The wild landscape is as much a part of the novel as are the universally finely tuned characters. If you love writing full of vivid descriptions of the natural world, you’ll love this writing. And there are some spectacular images, but none more so than this one – one I keep seeing in my mind long after I’ve finished the book. The context is Aljaz’s vision of his coming to the Tasmanian town of Strahan, where he will be raised by his Aunt Ellie. The vision includes a “speeded-up film” vision of the history of the town – its growth to its dissolution. The tide goes in and the tide goes out.
There a blackwood tree had grown up through the middle of an abandoned railway carriage. its broadening, rising trunk over the decades elevating the carriage a yard into the air, carrying the carriage with it in its exuberant journey toward the light above the forest canopy, so that the carriage now appeared to be flying in the midst of a steaming dank green profusion of tea-trees and vines and myrtles and celery top pines. No railway irons, no buildings, no material relics of the once muscular railway yard and the once bustling town remained. Nothing.
Save for a carriage that flew in the rainforest.
In Jennifer Egans’ A Visit From the Goon Squad, life was presented as a goon that beat you up, threw you down and stomped. In Flanagan’s novel, as Harry Lewis says, “Life is the cruelest of boxers.” Harry is the Lou of Egan’s novel. In both, the death-bed illumination seems not to apply to the young. Only with age, does life appear to us so. Life, says Harry
…gets you in a corner as you grow old, on the ropes, and there is no referee to call a halt. And it hits you and hits you again and again. And when you slump there is no referee to say enough is enough. There is no referee to say you shouldn’t kick a fella in the guts and in the head when he’s down. But that’s how it is. Life just keeps kicking you until there’s nothing left to kick.
…on his deathbed he can only despair of so little achieved, of so many opportunities for friendship and love missed and dissolved in the minute trivia of daily living, and his final time approaches not as an autumn but with the sharp and fearful damp coldness of a mist rising on a winter’s nightfall.
Once again, Flanagan reverts to the locomotive image, but differently this time. Aljaz becomes incensed at the platitudes pronounced by his fathers undertaker. The grieving process…

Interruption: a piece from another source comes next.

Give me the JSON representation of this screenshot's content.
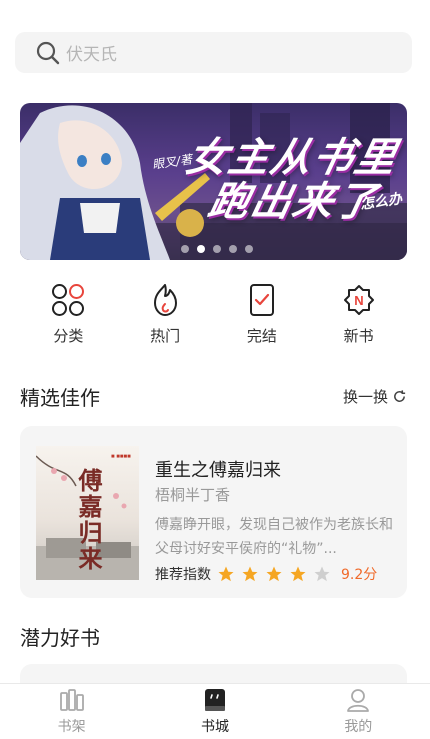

What grieving process…Is what I am feeling a process? It struck him as the most curious thought, that his feeling might be some sort of emotional locomotive, calling at all stops between the departure point of death and the destination of – well, whatever the destination was meant to be. Happiness, perhaps. Whatever that meant. Calling at all stops – guilt, anger, remorse, reconciliation.
The story of how Aljaz actually comes to be on the river, and to lead a wilderness expedition down the rapids of the dangerous Franklin River stands up on its own as narrative, even as we know the outcome. There really is suspense. But also wise reflection on the eternal: life, time, memory, and death.
A great book. Right up there with Gould’s… as my favorite Flanagan.